The Amsterdam, Netherlands-based firm announced this week its lead candidate ATIR101 received Regenerative Medicine Advanced Therapy (RMAT) designation from the US Food and Drug Administration (FDA), a fast-track development pathway for cell therapies created through the 21st Century Cures Act last year.
Kiadis spokesman Karl Hård told this publication the firm is exploring various options to expand capacity in order to treat more patients, both in Europe and the US.
The product is made by obtaining donor lymphocytes to provide protection against relapse and infection, with those lymphocytes that may attack the patient and cause graft versus host disease selectively killed.
“We do this by activating those patient specific lymphocytes by mixing the donor graft with patient materials, which causes patient specific lymphocytes to become activated,” he said. “In those activated lymphocytes a proprietary photosensitive compound, TH9402, that we add will accumulate, in other lymphocytes this compound is pumped out.”
When exposed to green light TH9402 is activated killing the patient specific GVHD causing lymphocytes, he continued.
“The remaining lymphocytes that can still protect against relapse and infection are then frozen into liquid nitrogen, sent to the transplant clinic and infused into the patient. The whole process takes 5 days, of which 4 days in an incubator, and does not involve genetic engineering.”
Currently Kiadis uses German contract manufacturing organisation (CMO) Blutspendendienst for the manufacture, while critical release assays performed in-house.
As every production of ATIR101 is patient-specific, Hård said the production challenges lie in the logistics rather than the scale-up.
“The patient specific manufacturing process does not require scale up in the classical sense of increased batch size or volume, and the current batch size per patient is adequate,” he said.
“The main challenge is establishing a robust logistics and track-and-trace system, with patient specific batch release and associated Quality systems. This challenge is new to pharma, but we can of course learn a lot from experience in other industries (e.g., fedex or amazon).”

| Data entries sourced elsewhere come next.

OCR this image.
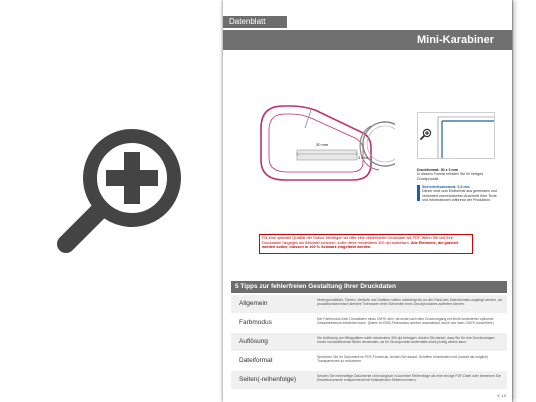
Datenblatt
Mini-Karabiner
30 mm
3 mm
Druckformat: 30 x 3 mm
In diesem Format erhalten Sie Ihr fertiges Druckprodukt.
Sicherheitsabstand: 0,5 mm
Dieser wird vom Endformat aus gemessen und verhindert unerwünschten Anschnitt Ihrer Texte und Informationen während der Produktion.
Für eine optimale Qualität der Gravur benötigen wir bitte eine vektorisierte Druckdatei als PDF. Wenn Sie uns Ihre Druckdaten hingegen als Bilddatei schicken, sollte diese mindestens 300 dpi aufweisen. Alle Elemente, die graviert werden sollen, müssen in 100 % Schwarz eingefärbt werden.
5 Tipps zur fehlerfreien Gestaltung Ihrer Druckdaten
Allgemein	Hintergrundbilder, Farben, Verläufe und Grafiken sollten unbedingt bis an den Rand des Datenformats angelegt werden, da produktionstechnisch kleinere Toleranzen beim Schneiden Ihres Druckproduktes auftreten können.
Farbmodus	Der Farbmodus Ihrer Druckdaten muss CMYK sein, da sonst nach dem Druckvorgang ein leicht veränderter optischer Gesamteindruck entstehen kann. (Daten im RGB-Farbmodus werden automatisch durch uns nach CMYK konvertiert.)
Auflösung	Die Auflösung von Bildgrafiken sollte mindestens 300 dpi betragen. Achten Sie darauf, dass Sie für Ihre Druckvorlagen immer hochauflösende Bilder verwenden, da Ihr Druckprodukt andernfalls leicht pixelig wirken kann.
Dateiformat	Speichern Sie Ihr Dokument im PDF-Format ab. Achten Sie darauf, Schriften einzubetten und (soweit als möglich) Transparenzen zu reduzieren.
Seiten(-reihenfolge)	Senden Sie mehrseitige Dokumente chronologisch in korrekter Reihenfolge als eine einzige PDF-Datei oder benennen Sie Einzeldokumente entsprechend mit fortlaufenden Seitennummern.
V. 1.0
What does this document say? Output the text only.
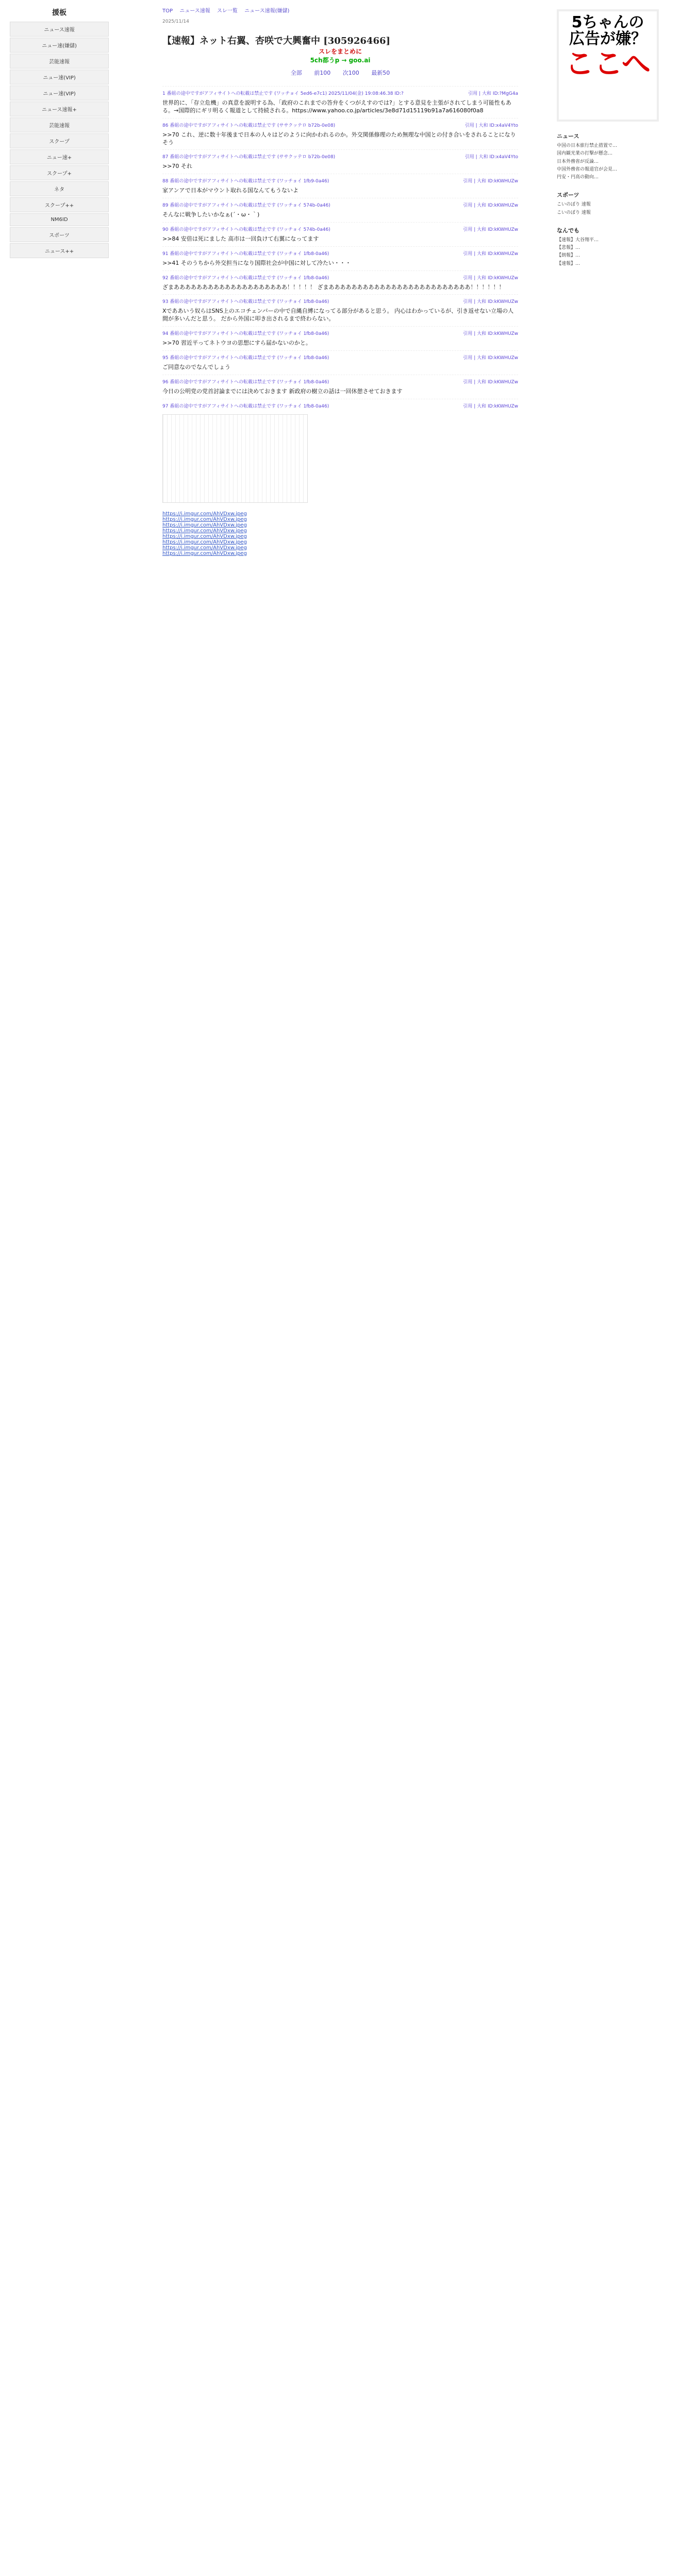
援板
ニュース速報
ニュー速(嫌儲)
芸能速報
ニュー速(VIP)
ニュー速(VIP)
ニュース速報+
芸能速報
スクープ
ニュー速+
スクープ+
ネタ
スクープ++
NM6ID
スポーツ
ニュース++
TOP ニュース速報 スレ一覧 ニュース速報(嫌儲)
2025/11/14
【速報】ネット右翼、杏咲で大興奮中 [305926466]
スレをまとめに
5ch都うp → goo.ai
全部 前100 次100 最新50
1 番組の途中ですがアフィサイトへの転載は禁止です (ワッチョイ 5ed6-e7c1) 2025/11/04(金) 19:08:46.38 ID:?	引用 | 大和 ID:?MgG4a
世界的に、「存立危機」の真意を説明する為、「政府のこれまでの答弁をくつがえすのでは?」とする意見を主張がされてしまう可能性もある。→国際的にギリ明るく報道として持続される。https://www.yahoo.co.jp/articles/3e8d71d15119b91a7a616080f0a8
86 番組の途中ですがアフィサイトへの転載は禁止です (ササクッテロ b72b-0e08)	引用 | 大和 ID:x4aV4Yto
>>70 これ、逆に数十年後まで日本の人々はどのように向かわれるのか。外交関係修理のため無理な中国との付き合いをされることになりそう
87 番組の途中ですがアフィサイトへの転載は禁止です (ササクッテロ b72b-0e08)	引用 | 大和 ID:x4aV4Yto
>>70 それ
88 番組の途中ですがアフィサイトへの転載は禁止です (ワッチョイ 1fb9-0a46)	引用 | 大和 ID:kKWHUZw
家アンアで日本がマウント取れる国なんてもうないよ
89 番組の途中ですがアフィサイトへの転載は禁止です (ワッチョイ 574b-0a46)	引用 | 大和 ID:kKWHUZw
そんなに戦争したいかなぁ(´・ω・｀)
90 番組の途中ですがアフィサイトへの転載は禁止です (ワッチョイ 574b-0a46)	引用 | 大和 ID:kKWHUZw
>>84 安倍は死にました 高市は一回負けて右翼になってます
91 番組の途中ですがアフィサイトへの転載は禁止です (ワッチョイ 1fb8-0a46)	引用 | 大和 ID:kKWHUZw
>>41 そのうちから外交担当になり国際社会が中国に対して冷たい・・・
92 番組の途中ですがアフィサイトへの転載は禁止です (ワッチョイ 1fb8-0a46)	引用 | 大和 ID:kKWHUZw
ざまああああああああああああああああああああ！！！！！ ざまあああああああああああああああああああああああああ！！！！！！
93 番組の途中ですがアフィサイトへの転載は禁止です (ワッチョイ 1fb8-0a46)	引用 | 大和 ID:kKWHUZw
Xでああいう奴らはSNS上のエコチェンバーの中で自縄自縛になってる部分があると思う。 内心はわかっているが、引き返せない立場の人間が多いんだと思う。 だから外国に叩き出されるまで終わらない。
94 番組の途中ですがアフィサイトへの転載は禁止です (ワッチョイ 1fb8-0a46)	引用 | 大和 ID:kKWHUZw
>>70 習近平ってネトウヨの思想にすら届かないのかと。
95 番組の途中ですがアフィサイトへの転載は禁止です (ワッチョイ 1fb8-0a46)	引用 | 大和 ID:kKWHUZw
ご同意なのでなんでしょう
96 番組の途中ですがアフィサイトへの転載は禁止です (ワッチョイ 1fb8-0a46)	引用 | 大和 ID:kKWHUZw
今日の公明党の党首討論までには決めておきます 新政府の樹立の話は一回休憩させておきます
97 番組の途中ですがアフィサイトへの転載は禁止です (ワッチョイ 1fb8-0a46)	引用 | 大和 ID:kKWHUZw
https://i.imgur.com/AhVDxw.jpeg
https://i.imgur.com/AhVDxw.jpeg
https://i.imgur.com/AhVDxw.jpeg
https://i.imgur.com/AhVDxw.jpeg
https://i.imgur.com/AhVDxw.jpeg
https://i.imgur.com/AhVDxw.jpeg
https://i.imgur.com/AhVDxw.jpeg
https://i.imgur.com/AhVDxw.jpeg
5ちゃんの
広告が嫌？
ここへ
ニュース
中国の日本旅行禁止措置で…
国内観光業の打撃が懸念…
日本外務省が反論…
中国外務省の報道官が会見…
円安・円高の動向…
スポーツ
こいのぼり 速報
こいのぼり 速報
なんでも
【速報】大谷翔平…
【悲報】…
【朗報】…
【速報】…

A similar challenge was recently raised following the approval of Novartis’ Kymriah (tisagenlecleucel) late last month. The product was the first FDA approved chimeric antigen receptor (CAR) T-cell therapy and – according to logistics firm Trakcel – require a far more complex and time-critical supply chain.
“CAR-T is an autologous therapy, as personalised as therapies get – the patient is part of the supply chain because a CAR-T therapy is produced from the patient’s own cells,” CEO Ravi Nalliah recently told Biopharma-Reporter.
“It is critical that the cellular material produced from one patient is only used to treat that patient. This requires a higher level of tracking than other cold-chain products that are not patient-specific.”